May God protect the Church from its friends
I was away on a conference during Pope Benedict XVI's visit. The occasion that drew me away was the quadrennial Christian Social Week (as the somewhat awkward official translation from the German puts it) held at Cologne's Catholic Institute. I...
I was away on a conference during Pope Benedict XVI's visit. The occasion that drew me away was the quadrennial Christian Social Week (as the somewhat awkward official translation from the German puts it) held at Cologne's Catholic Institute. I expected the event, a pan-European gathering of laity interested in economic democracy, culture and Catholic social thought, to make the Pope's visit seem less distant.
Instead, it did the opposite. The Maltese overtures and commentary on the visit came across as peculiar. The thumping about Malta's Catholic roots, especially, seemed to me to show symptoms of the secularisation and privatisation of religion that it inveighed against.
Admittedly, the distance may have served to estrange me in ways I have not detected. (After all, in a matter of a few days I came to see six-foot-four central European men as simply tall, rather than huge.) Because when President George Abela was reported as saying that, in Malta as elsewhere, "secularism" was laying siege to Catholicism, I had no idea what he was referring to.
The last time I looked, the problem was not a siege but a growing indifference to Catholicism, a sense that it does not have much to say that is true to experience. "Religion" is increasingly becoming perceived as the stuff of the gothic tales told in our TV drama series (a Dan Brown idea of religion, if you like) or of the contemporary comedies where the priest is dressed in an old-fashioned cassock, as though to symbolise how out of place he is.
That is a problem of dissipation from within. It has to do with Catholicism becoming separated from everyday culture, so that its teachings seem abstract, remote and impractical.
One issue explicitly alluded to even by the Pope was, of course, divorce. But whatever one makes of his intervention, the Pope cannot have been referring to secularisation on this point. Divorce is already a thoroughly secularised issue, since it concerns the 100 per cent secular institution of civil marriage.
Indeed, all the arguments made against it so far in Malta have been secular. If proposing divorce is made out to be a "secularist" attack, one would be granting what divorce proponents have long claimed: that Malta does not have divorce for religious reasons, and that this constitutes an unwarranted intrusion by religion in the life of the state. With friends like these, does Catholicism need to be besieged?
But the signs that Maltese Catholicism needs God's protection from its friends were more vivid in the major part of the commentary on Pope Benedict's recommendation to nurture Malta's Christian identity.
Virtually all the commentary I have read understood "Christian identity" to involve only "roots", that is, a backward look at the past. If it were this, then nurturing Christian identity would be just like nurturing an ethnic or national identity. That is, a purely secular matter.
Christian identity, however, is different. As the Dutch theologian Erik Borgman pointed out at the German conference, whereas secular cultural identities are based on what one has that others have not, Christian identity is at least as much based on what it does not have - on what it seeks to become and what it needs to give up in order to fulfil itself.

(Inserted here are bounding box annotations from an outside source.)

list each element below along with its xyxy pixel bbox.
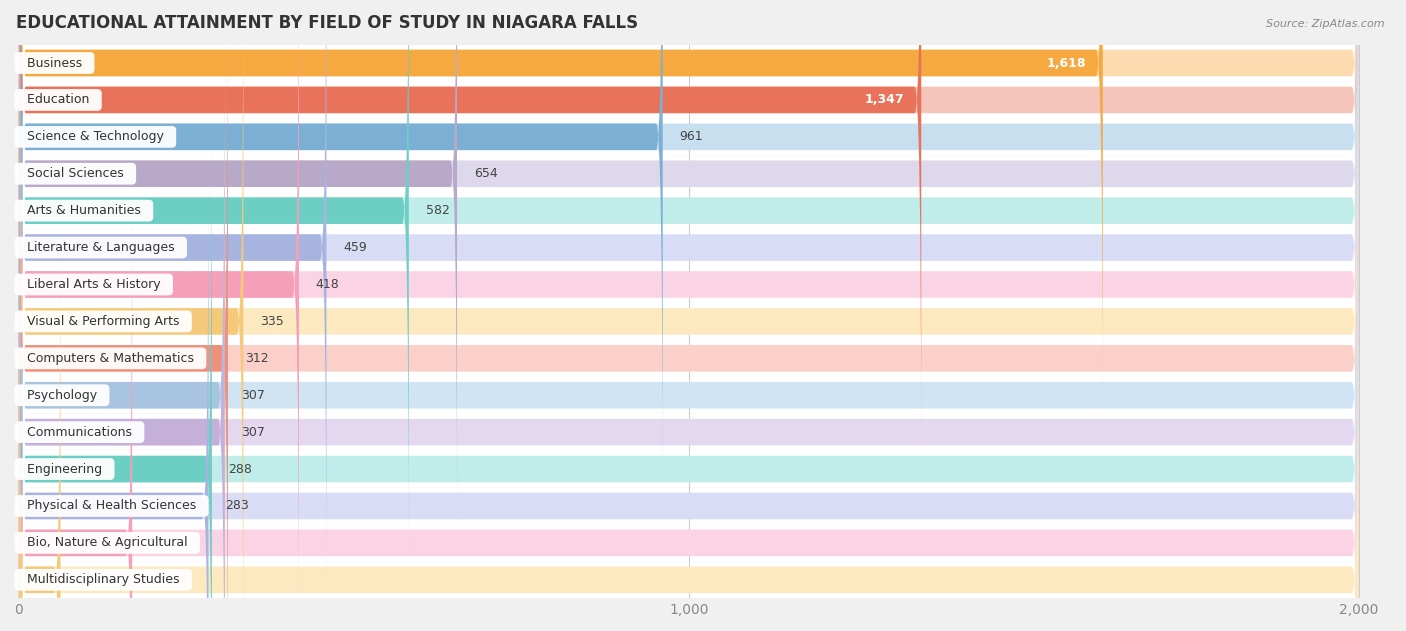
Text: 169: 169 [149,536,173,550]
FancyBboxPatch shape [18,192,1358,229]
Text: Physical & Health Sciences: Physical & Health Sciences [18,500,204,512]
FancyBboxPatch shape [18,224,1358,631]
FancyBboxPatch shape [18,76,225,631]
Text: 1,618: 1,618 [1046,57,1085,69]
Text: 654: 654 [474,167,498,180]
Text: Bio, Nature & Agricultural: Bio, Nature & Agricultural [18,536,195,550]
FancyBboxPatch shape [18,0,243,631]
FancyBboxPatch shape [18,451,1358,488]
FancyBboxPatch shape [18,414,1358,451]
FancyBboxPatch shape [18,150,1358,631]
Text: 283: 283 [225,500,249,512]
FancyBboxPatch shape [18,45,1358,81]
Text: Education: Education [18,93,97,107]
Text: Arts & Humanities: Arts & Humanities [18,204,149,217]
FancyBboxPatch shape [18,0,457,529]
FancyBboxPatch shape [18,0,1102,419]
FancyBboxPatch shape [18,0,921,456]
FancyBboxPatch shape [18,0,662,493]
Text: 312: 312 [245,352,269,365]
Text: Visual & Performing Arts: Visual & Performing Arts [18,315,187,328]
FancyBboxPatch shape [18,187,132,631]
Text: Communications: Communications [18,426,141,439]
Text: Business: Business [18,57,90,69]
Text: EDUCATIONAL ATTAINMENT BY FIELD OF STUDY IN NIAGARA FALLS: EDUCATIONAL ATTAINMENT BY FIELD OF STUDY… [15,14,638,32]
FancyBboxPatch shape [18,0,1358,529]
FancyBboxPatch shape [18,113,1358,631]
FancyBboxPatch shape [18,0,326,603]
FancyBboxPatch shape [18,0,1358,631]
Text: Engineering: Engineering [18,463,110,476]
FancyBboxPatch shape [18,562,1358,598]
Text: 418: 418 [316,278,339,291]
FancyBboxPatch shape [18,3,228,631]
FancyBboxPatch shape [18,303,1358,340]
Text: Source: ZipAtlas.com: Source: ZipAtlas.com [1267,19,1385,29]
Text: 307: 307 [242,426,266,439]
Text: Computers & Mathematics: Computers & Mathematics [18,352,202,365]
FancyBboxPatch shape [18,113,212,631]
FancyBboxPatch shape [18,155,1358,192]
FancyBboxPatch shape [18,488,1358,524]
Text: Psychology: Psychology [18,389,105,402]
FancyBboxPatch shape [18,0,1358,456]
Text: 288: 288 [229,463,253,476]
FancyBboxPatch shape [18,119,1358,155]
FancyBboxPatch shape [18,0,1358,419]
FancyBboxPatch shape [18,0,299,631]
Text: Multidisciplinary Studies: Multidisciplinary Studies [18,574,187,586]
Text: 582: 582 [426,204,450,217]
FancyBboxPatch shape [18,187,1358,631]
FancyBboxPatch shape [18,0,1358,631]
FancyBboxPatch shape [18,377,1358,414]
FancyBboxPatch shape [18,524,1358,562]
FancyBboxPatch shape [18,76,1358,631]
Text: 62: 62 [77,574,93,586]
Text: 459: 459 [343,241,367,254]
FancyBboxPatch shape [18,0,409,567]
Text: Liberal Arts & History: Liberal Arts & History [18,278,169,291]
FancyBboxPatch shape [18,81,1358,119]
FancyBboxPatch shape [18,39,225,631]
Text: Science & Technology: Science & Technology [18,131,172,143]
FancyBboxPatch shape [18,266,1358,303]
FancyBboxPatch shape [18,0,1358,493]
FancyBboxPatch shape [18,224,60,631]
FancyBboxPatch shape [18,0,1358,603]
Text: Literature & Languages: Literature & Languages [18,241,183,254]
FancyBboxPatch shape [18,150,208,631]
FancyBboxPatch shape [18,39,1358,631]
FancyBboxPatch shape [18,0,1358,567]
FancyBboxPatch shape [18,229,1358,266]
Text: Social Sciences: Social Sciences [18,167,132,180]
Text: 335: 335 [260,315,284,328]
Text: 307: 307 [242,389,266,402]
Text: 1,347: 1,347 [865,93,904,107]
FancyBboxPatch shape [18,340,1358,377]
Text: 961: 961 [679,131,703,143]
FancyBboxPatch shape [18,3,1358,631]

Archbishop Paul Cremona put across the idea when he presented the Maltese Church as one that must change if it is to remain true to itself. Whereas those who conflated national identity with a Christian one showed just how far they themselves are secularised, no matter how much they might view secularisation as a bad thing.

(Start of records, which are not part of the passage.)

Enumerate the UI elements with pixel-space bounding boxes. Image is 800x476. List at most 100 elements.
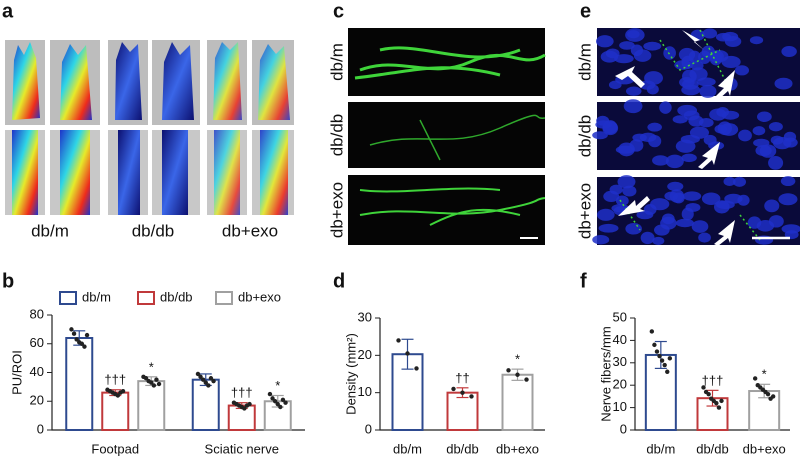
bar: [501, 373, 534, 432]
data-point: [283, 400, 288, 405]
y-tick-label: 20: [358, 347, 372, 362]
significance-label: ††: [455, 370, 469, 385]
nucleus: [678, 47, 696, 62]
nucleus: [757, 111, 772, 122]
data-point: [515, 372, 520, 377]
data-point: [154, 377, 159, 382]
data-point: [275, 401, 280, 407]
panel-letter: b: [2, 270, 14, 292]
bar: [101, 391, 130, 431]
data-point: [662, 362, 667, 368]
nucleus: [675, 139, 696, 153]
nucleus: [652, 155, 669, 166]
data-point: [79, 341, 85, 346]
nucleus: [622, 185, 637, 197]
y-axis-label: Density (mm²): [343, 333, 358, 415]
legend-swatch: [59, 291, 77, 305]
data-point: [657, 353, 662, 359]
data-point: [74, 337, 79, 342]
y-tick-label: 20: [613, 377, 627, 392]
data-point: [267, 391, 273, 397]
nucleus: [702, 28, 718, 39]
x-tick-label: db+exo: [496, 441, 539, 456]
data-point: [765, 391, 771, 397]
nucleus: [709, 51, 723, 66]
nucleus: [756, 220, 775, 232]
nucleus: [774, 77, 793, 90]
row-label: db/db: [575, 115, 594, 158]
nucleus: [608, 80, 622, 90]
panel-letter: c: [333, 0, 344, 22]
data-point: [71, 331, 77, 336]
nucleus: [723, 176, 736, 187]
data-point: [143, 376, 149, 381]
nucleus: [592, 234, 610, 245]
nucleus: [738, 129, 752, 142]
nucleus: [698, 232, 711, 243]
data-point: [156, 381, 162, 387]
nucleus: [627, 30, 640, 39]
nucleus: [643, 41, 662, 51]
nucleus: [596, 35, 614, 48]
image-label: db+exo: [222, 221, 278, 240]
y-axis-label: Nerve fibers/mm: [598, 326, 613, 421]
nucleus: [674, 60, 692, 70]
x-tick-label: db/db: [446, 441, 479, 456]
bar: [137, 380, 166, 431]
thermal-images: [5, 40, 294, 215]
y-tick-label: 30: [358, 309, 372, 324]
nucleus: [749, 36, 764, 45]
data-point: [247, 401, 252, 407]
nucleus: [596, 115, 610, 126]
nucleus: [652, 236, 665, 245]
data-point: [151, 383, 157, 388]
nucleus: [778, 193, 798, 206]
nucleus: [625, 222, 642, 235]
nucleus: [683, 110, 700, 121]
nucleus: [759, 144, 777, 158]
y-tick-label: 30: [613, 354, 627, 369]
nucleus: [664, 191, 679, 201]
nucleus: [618, 142, 635, 157]
data-point: [460, 390, 465, 395]
nucleus: [619, 41, 635, 50]
panel-letter: a: [2, 0, 14, 22]
data-point: [198, 374, 203, 380]
skin-images: [592, 28, 800, 246]
data-point: [203, 380, 208, 385]
nucleus: [659, 101, 672, 114]
nucleus: [681, 84, 701, 96]
row-label: db/m: [575, 43, 594, 81]
data-point: [82, 344, 87, 349]
data-point: [120, 388, 126, 394]
data-point: [69, 327, 74, 332]
significance-label: *: [149, 359, 154, 374]
legend-label: db+exo: [238, 289, 281, 304]
x-tick-label: Footpad: [91, 441, 139, 456]
nucleus: [699, 84, 717, 98]
significance-label: *: [275, 378, 280, 393]
nucleus: [682, 191, 702, 201]
nucleus: [698, 50, 712, 64]
data-point: [649, 329, 655, 334]
data-point: [270, 396, 275, 401]
nucleus: [715, 32, 732, 42]
data-point: [405, 351, 410, 356]
legend-label: db/db: [160, 289, 193, 304]
nucleus: [752, 126, 766, 136]
y-tick-label: 10: [358, 384, 372, 399]
nucleus: [615, 195, 629, 206]
nucleus: [660, 216, 677, 230]
bar: [65, 337, 94, 431]
nucleus: [672, 115, 688, 124]
charts: 0 20 40 60 80 PU/ROI Footpad ††† * Sciatic nerve †…: [9, 289, 790, 456]
nucleus: [768, 121, 783, 132]
data-point: [195, 371, 201, 377]
data-point: [524, 377, 529, 382]
nucleus: [768, 156, 784, 170]
y-tick-label: 40: [30, 364, 44, 379]
data-point: [242, 406, 247, 411]
data-point: [115, 393, 121, 398]
data-point: [719, 398, 724, 404]
nucleus: [780, 176, 796, 187]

Following the visit from Germany, however, helped me see something I might not have seen clearly otherwise. I was in the company of people who believe the Church has an important witness to give in the development of economic democracy - in how work is organised, in forms of property and work relations that give people not just greater dignity but more control over their career and greater resilience in the face of economic crises.
With this goal in mind, money has been invested in research institutes to explore alternative economic forms of mutuality, in conferences, in organised lobbies and networks and in cooperation with non-Christian organisations with similar goals. The Catholic Institute that hosted us was a virtual museum of contemporary art that spoke of and to this experience.

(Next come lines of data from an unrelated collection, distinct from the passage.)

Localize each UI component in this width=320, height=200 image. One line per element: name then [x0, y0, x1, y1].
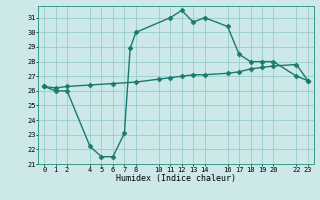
X-axis label: Humidex (Indice chaleur): Humidex (Indice chaleur)	[116, 174, 236, 183]
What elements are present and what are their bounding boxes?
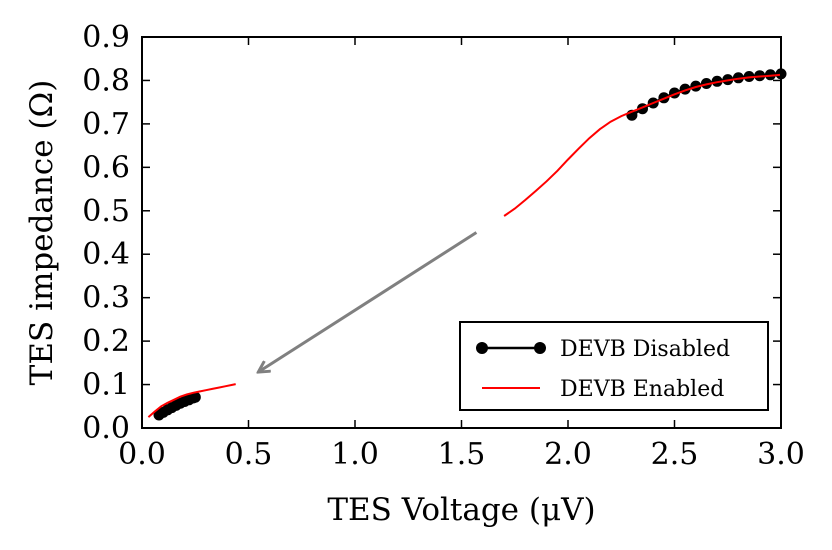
annotation-arrow	[259, 231, 478, 372]
y-tick-label: 0.2	[82, 324, 130, 359]
x-tick-label: 2.5	[651, 437, 699, 472]
plot-area	[147, 68, 787, 421]
legend-marker	[476, 342, 488, 354]
series-line-1-segment-0	[147, 383, 236, 418]
legend-box	[459, 321, 769, 411]
x-tick-label: 0.5	[225, 437, 273, 472]
legend: DEVB Disabled DEVB Enabled	[459, 321, 769, 411]
x-tick-label: 1.0	[331, 437, 379, 472]
x-axis-title: TES Voltage (μV)	[327, 492, 595, 528]
y-tick-label: 0.9	[82, 20, 130, 55]
legend-label-1: DEVB Enabled	[560, 377, 724, 402]
x-tick-label: 1.5	[438, 437, 486, 472]
legend-marker	[534, 342, 546, 354]
series-line-1-segment-1	[503, 73, 782, 217]
legend-label-0: DEVB Disabled	[560, 337, 730, 362]
y-tick-label: 0.1	[82, 368, 130, 403]
y-tick-label: 0.3	[82, 281, 130, 316]
y-tick-label: 0.4	[82, 237, 130, 272]
y-tick-label: 0.7	[82, 107, 130, 142]
y-tick-label: 0.5	[82, 194, 130, 229]
y-tick-label: 0.0	[82, 411, 130, 446]
data-point	[189, 391, 201, 403]
y-tick-label: 0.6	[82, 150, 130, 185]
y-tick-label: 0.8	[82, 63, 130, 98]
x-tick-label: 3.0	[757, 437, 805, 472]
x-tick-label: 0.0	[118, 437, 166, 472]
axes: 0.0 0.5 1.0 1.5 2.0 2.5 3.0 0.0 0.1 0.2 0.3 0.4 0.5 0…	[24, 20, 805, 528]
y-axis-title: TES impedance (Ω)	[24, 80, 60, 386]
x-tick-label: 2.0	[544, 437, 592, 472]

To utter the word "social" in this context is to invoke a range of associations to do with economic, social and cultural life. The full range of civil society.
To utter the same word in connection with the Maltese Church, however, is to invoke a much more limited range of associations, mostly to do with the family and social work. In other words, interventions in fields largely associated with private life.
Is it all that far-fetched to think that, even as friends of the Maltese Church inveigh against the privatisation of religion, that process is being extended by the very ways in which many Maltese Catholics project their social vision?